Andererseits können nicht alle beobachteten Muster durch die Dichte erklärt werden. So spielt auch die Lage im Stadtgebiet (oder sogar in der Region) eine Rolle. Im Stadtzentrum verursacht die hohe Erreichbarkeit einen sprunghaften Anstieg der Freizeiteinrichtungen, der über die auf Grund der erhöhten Dichte zu erwartenden Steigerung hinausgeht. Bündelungseffekte der in Richtung Zentrum enger aneinander liegenden ÖPNV-Linien sorgen für eine gute Anbindung, und die Reisezeit zu Hotspots im Zentrum ist kurz. Am Stadtrand profitiert die Bevölkerung von einem großen Freiraumangebot. Doch der ähnliche Verlauf von Lage und Dichte erschwert eine Gewichtung in den Fällen, in denen sich beide Größen erkennbar auf einen Indikator auswirken.

Doch auch lokale Besonderheiten, die sich bei Neuentwicklungen nicht reproduzieren lassen, sind relevant. So sorgt die Präsenz gleich mehrerer Hochschulen in der Maxvorstadt für eine zusätzliche „Tagesbevölkerung“, die vermutlich eine Ausweitung der Freizeiteinrichtungen vor Ort begünstigt. Auch ein Forst in der Größe des Forstenrieder Parks ist nicht alltäglich und sorgt deshalb im Maxhof für günstige bioklimatische Verhältnisse.

Lage der Untersuchungsgebiete im Vergleich zum Angebot an Freizeiteinrichtungen

Lage der Untersuchungsgebiete im Vergleich zum Angebot an Freizeiteinrichtungen

Eine besondere Rolle nehmen Planung und Architektur ein. Denn während die negativen Folgen einer hohen baulichen Dichte schnell Wirkung entfalten, verhält es sich mit den positiven Aspekten komplizierter. So schreibt Robert Kaltenbrunner, Leiter der Abteilung „Bau- und Wohnungswesen“ am BBSR |1|: „Dennoch bleibt festzuhalten: Städtebauliche Dichte ohne adäquate Gestaltung ist kontraproduktiv.“ Durch Dichte geschaffene Potenziale müssen durch entsprechende Planung also erst aktiviert werden. Planungsleitbilder sind dabei für manche der untersuchten Indikatoren sogar der bestimmende Faktor. So ist die Dichte an sozialen Einrichtungen unabhängig von Dichte oder Lage, während sich in der Aufteilung des Verkehrsraums klar zugrundeliegende Planungsgedanken abzeichnen (z. B. autogerechte Stadt in Neuperlach vs. Fuß- und Radverkehrsorientierung im Domagkpark).
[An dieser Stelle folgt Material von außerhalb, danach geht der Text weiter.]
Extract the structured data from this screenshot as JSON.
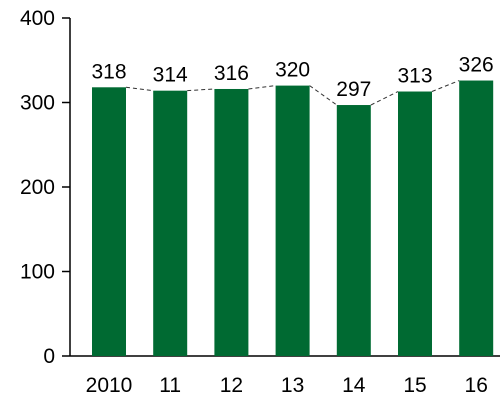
{
  "chart_data": {
    "type": "bar",
    "categories": [
      "2010",
      "11",
      "12",
      "13",
      "14",
      "15",
      "16"
    ],
    "values": [
      318,
      314,
      316,
      320,
      297,
      313,
      326
    ],
    "data_labels": [
      "318",
      "314",
      "316",
      "320",
      "297",
      "313",
      "326"
    ],
    "yticks": [
      0,
      100,
      200,
      300,
      400
    ],
    "ytick_labels": [
      "0",
      "100",
      "200",
      "300",
      "400"
    ],
    "ylim": [
      0,
      400
    ],
    "title": "",
    "xlabel": "",
    "ylabel": "",
    "grid": false,
    "bar_color": "#006a32",
    "connector_lines": "dashed"
  }
}
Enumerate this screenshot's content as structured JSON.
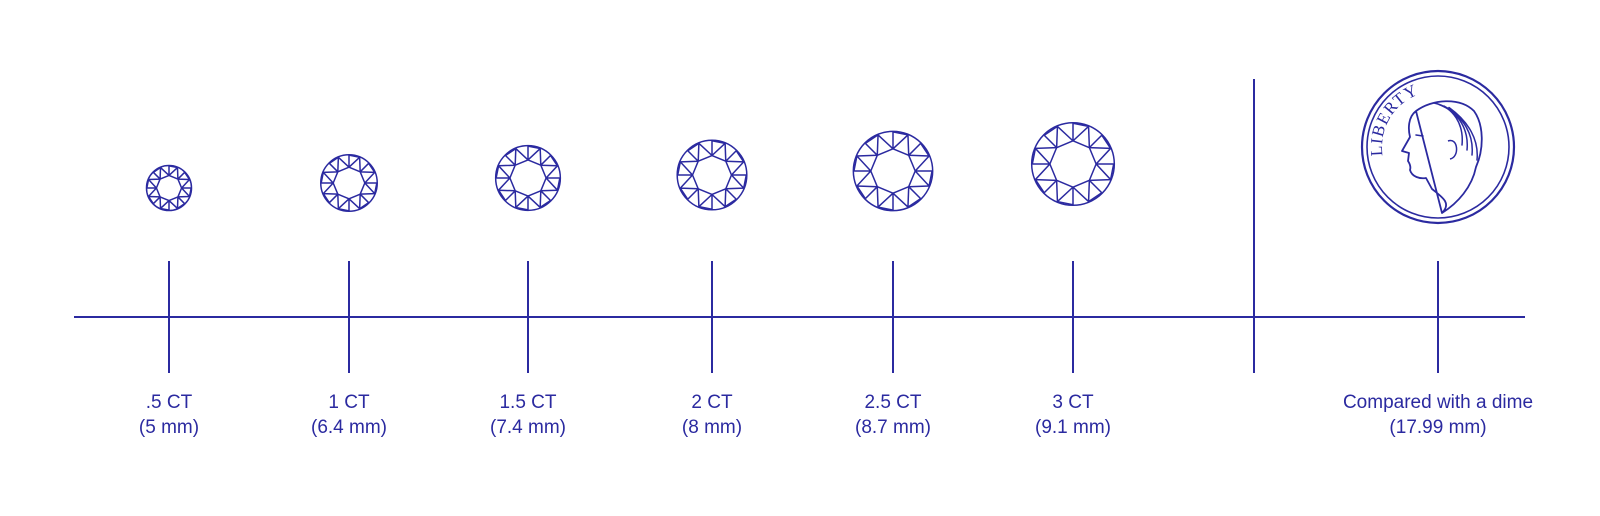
{
  "colors": {
    "ink": "#2b2aa0",
    "background": "#ffffff"
  },
  "coin": {
    "inscription": "LIBERTY",
    "icon": "dime-coin-icon"
  },
  "stones": [
    {
      "carat": ".5 CT",
      "size": "(5 mm)",
      "mm": 5,
      "icon": "round-diamond-icon"
    },
    {
      "carat": "1 CT",
      "size": "(6.4 mm)",
      "mm": 6.4,
      "icon": "round-diamond-icon"
    },
    {
      "carat": "1.5 CT",
      "size": "(7.4 mm)",
      "mm": 7.4,
      "icon": "round-diamond-icon"
    },
    {
      "carat": "2 CT",
      "size": "(8 mm)",
      "mm": 8,
      "icon": "round-diamond-icon"
    },
    {
      "carat": "2.5 CT",
      "size": "(8.7 mm)",
      "mm": 8.7,
      "icon": "round-diamond-icon"
    },
    {
      "carat": "3 CT",
      "size": "(9.1 mm)",
      "mm": 9.1,
      "icon": "round-diamond-icon"
    }
  ],
  "comparison": {
    "title": "Compared with a dime",
    "size": "(17.99 mm)",
    "mm": 17.99
  }
}
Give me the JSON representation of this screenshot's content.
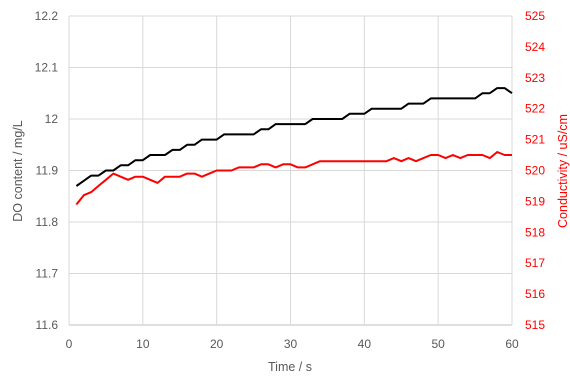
{
  "chart_data": {
    "type": "line",
    "title": "",
    "xlabel": "Time / s",
    "ylabel_left": "DO content / mg/L",
    "ylabel_right": "Conductivity / uS/cm",
    "xlim": [
      0,
      60
    ],
    "ylim_left": [
      11.6,
      12.2
    ],
    "ylim_right": [
      515,
      525
    ],
    "x_ticks": [
      "0",
      "10",
      "20",
      "30",
      "40",
      "50",
      "60"
    ],
    "y_left_ticks": [
      "11.6",
      "11.7",
      "11.8",
      "11.9",
      "12",
      "12.1",
      "12.2"
    ],
    "y_right_ticks": [
      "515",
      "516",
      "517",
      "518",
      "519",
      "520",
      "521",
      "522",
      "523",
      "524",
      "525"
    ],
    "grid": true,
    "legend": "none",
    "colors": {
      "do": "#000000",
      "conductivity": "#ff0000",
      "grid": "#d9d9d9",
      "right_axis_text": "#ff0000",
      "left_axis_text": "#595959"
    },
    "series": [
      {
        "axis": "left",
        "x": [
          1,
          2,
          3,
          4,
          5,
          6,
          7,
          8,
          9,
          10,
          11,
          12,
          13,
          14,
          15,
          16,
          17,
          18,
          19,
          20,
          21,
          22,
          23,
          24,
          25,
          26,
          27,
          28,
          29,
          30,
          31,
          32,
          33,
          34,
          35,
          36,
          37,
          38,
          39,
          40,
          41,
          42,
          43,
          44,
          45,
          46,
          47,
          48,
          49,
          50,
          51,
          52,
          53,
          54,
          55,
          56,
          57,
          58,
          59,
          60
        ],
        "values": [
          11.87,
          11.88,
          11.89,
          11.89,
          11.9,
          11.9,
          11.91,
          11.91,
          11.92,
          11.92,
          11.93,
          11.93,
          11.93,
          11.94,
          11.94,
          11.95,
          11.95,
          11.96,
          11.96,
          11.96,
          11.97,
          11.97,
          11.97,
          11.97,
          11.97,
          11.98,
          11.98,
          11.99,
          11.99,
          11.99,
          11.99,
          11.99,
          12.0,
          12.0,
          12.0,
          12.0,
          12.0,
          12.01,
          12.01,
          12.01,
          12.02,
          12.02,
          12.02,
          12.02,
          12.02,
          12.03,
          12.03,
          12.03,
          12.04,
          12.04,
          12.04,
          12.04,
          12.04,
          12.04,
          12.04,
          12.05,
          12.05,
          12.06,
          12.06,
          12.05
        ]
      },
      {
        "axis": "right",
        "x": [
          1,
          2,
          3,
          4,
          5,
          6,
          7,
          8,
          9,
          10,
          11,
          12,
          13,
          14,
          15,
          16,
          17,
          18,
          19,
          20,
          21,
          22,
          23,
          24,
          25,
          26,
          27,
          28,
          29,
          30,
          31,
          32,
          33,
          34,
          35,
          36,
          37,
          38,
          39,
          40,
          41,
          42,
          43,
          44,
          45,
          46,
          47,
          48,
          49,
          50,
          51,
          52,
          53,
          54,
          55,
          56,
          57,
          58,
          59,
          60
        ],
        "values": [
          518.9,
          519.2,
          519.3,
          519.5,
          519.7,
          519.9,
          519.8,
          519.7,
          519.8,
          519.8,
          519.7,
          519.6,
          519.8,
          519.8,
          519.8,
          519.9,
          519.9,
          519.8,
          519.9,
          520.0,
          520.0,
          520.0,
          520.1,
          520.1,
          520.1,
          520.2,
          520.2,
          520.1,
          520.2,
          520.2,
          520.1,
          520.1,
          520.2,
          520.3,
          520.3,
          520.3,
          520.3,
          520.3,
          520.3,
          520.3,
          520.3,
          520.3,
          520.3,
          520.4,
          520.3,
          520.4,
          520.3,
          520.4,
          520.5,
          520.5,
          520.4,
          520.5,
          520.4,
          520.5,
          520.5,
          520.5,
          520.4,
          520.6,
          520.5,
          520.5
        ]
      }
    ]
  }
}
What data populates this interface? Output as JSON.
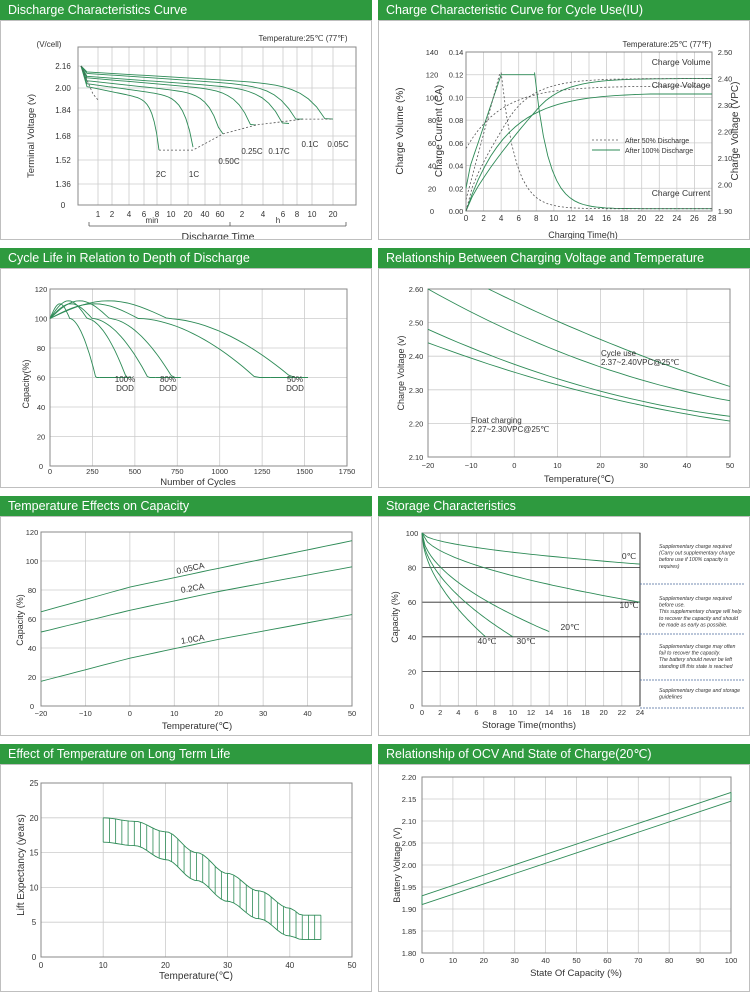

Neben der reinen Analyse der Indikatorwerte birgt auch der Vergleich mit der Wahrnehmung der Bevölkerung interessante Einblicke. So zeigt sich gerade beim Freiraum: Masse ist nicht gleich Klasse. Dies stellt eine generelle Grenze der Untersuchung dar: Während sich z. B. die Hitzebelastung gut in Zahlen fassen lässt, ist bei Indikatoren wie den Freizeitangeboten ja nicht nur die Quantität, sondern die Qualität entscheidend. Auch kann die Gestaltung des öffentlichen Raums einen Beitrag dazu leisten, dass Menschen sich existierender Möglichkeiten zur Bedürfniserfüllung überhaupt bewusst sind. Dies zeigt sich auch bei der Wahrnehmung der Dichte an sich: So weisen Neuperlach, St. Ulrich, die Messestadt Riem und der Domagkpark fast identische Werte bei der baulichen Dichte auf, unterscheiden sich jedoch in ihrem optischen Erscheinungsbild mitunter stark.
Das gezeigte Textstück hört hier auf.